Overview
anakin87/gemma-2-2b-neogenesis-ita is a 2.6 billion parameter Gemma 2 model, fine-tuned from google/gemma-2-2b-it by anakin87. It is specifically optimized for superior performance in the Italian language, while maintaining an 8K context length. The model was developed using a combination of Instruction Fine-Tuning (IFT) and Direct Preference Optimization (DPO).

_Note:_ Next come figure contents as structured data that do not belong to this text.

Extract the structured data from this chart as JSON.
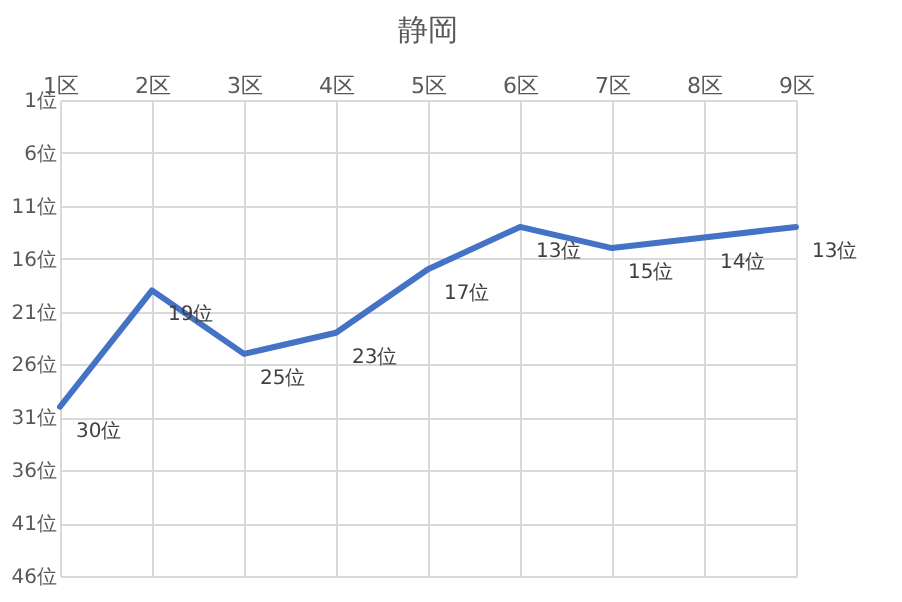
{
  "chart_data": {
    "type": "line",
    "title": "静岡",
    "categories": [
      "1区",
      "2区",
      "3区",
      "4区",
      "5区",
      "6区",
      "7区",
      "8区",
      "9区"
    ],
    "series": [
      {
        "color": "#4472c4",
        "values": [
          30,
          19,
          25,
          23,
          17,
          13,
          15,
          14,
          13
        ],
        "value_labels": [
          "30位",
          "19位",
          "25位",
          "23位",
          "17位",
          "13位",
          "15位",
          "14位",
          "13位"
        ]
      }
    ],
    "ylim": [
      46,
      1
    ],
    "yticks": [
      {
        "value": 1,
        "label": "1位"
      },
      {
        "value": 6,
        "label": "6位"
      },
      {
        "value": 11,
        "label": "11位"
      },
      {
        "value": 16,
        "label": "16位"
      },
      {
        "value": 21,
        "label": "21位"
      },
      {
        "value": 26,
        "label": "26位"
      },
      {
        "value": 31,
        "label": "31位"
      },
      {
        "value": 36,
        "label": "36位"
      },
      {
        "value": 41,
        "label": "41位"
      },
      {
        "value": 46,
        "label": "46位"
      }
    ],
    "grid": true,
    "legend": false,
    "marker": "none",
    "line_style": "solid"
  }
}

Key Differentiators & Training
This model employs a unique training approach called Spectrum, which focuses parameter-efficient learning on the top 25% most informative layers of the model, freezing the rest. This technique helps preserve safety features from the base model. Training involved approximately 15 hours on a single NVIDIA A6000 GPU. The fine-tuning leveraged a diverse set of Italian and some English datasets for both IFT and DPO, including efederici/capybara-claude-15k-ita and mii-llm/argilla-math-preferences-it.
Performance
Evaluated on the Open Ita LLM Leaderboard, anakin87/gemma-2-2b-neogenesis-ita demonstrates strong performance for its size in Italian benchmarks:
- MMLU_IT: 48.03
- HELLASWAG_IT: 56.97
- Average: 48.49
These scores surpass the base google/gemma-2-2b-it model and an earlier SFT checkpoint, highlighting its effectiveness in Italian language understanding and generation.
Use Cases
This model is ideal for applications requiring strong Italian language capabilities, especially where a smaller, efficient model is preferred. Due to its parameter count, it may have limited world knowledge, which can be augmented using techniques like Retrieval-Augmented Generation (RAG).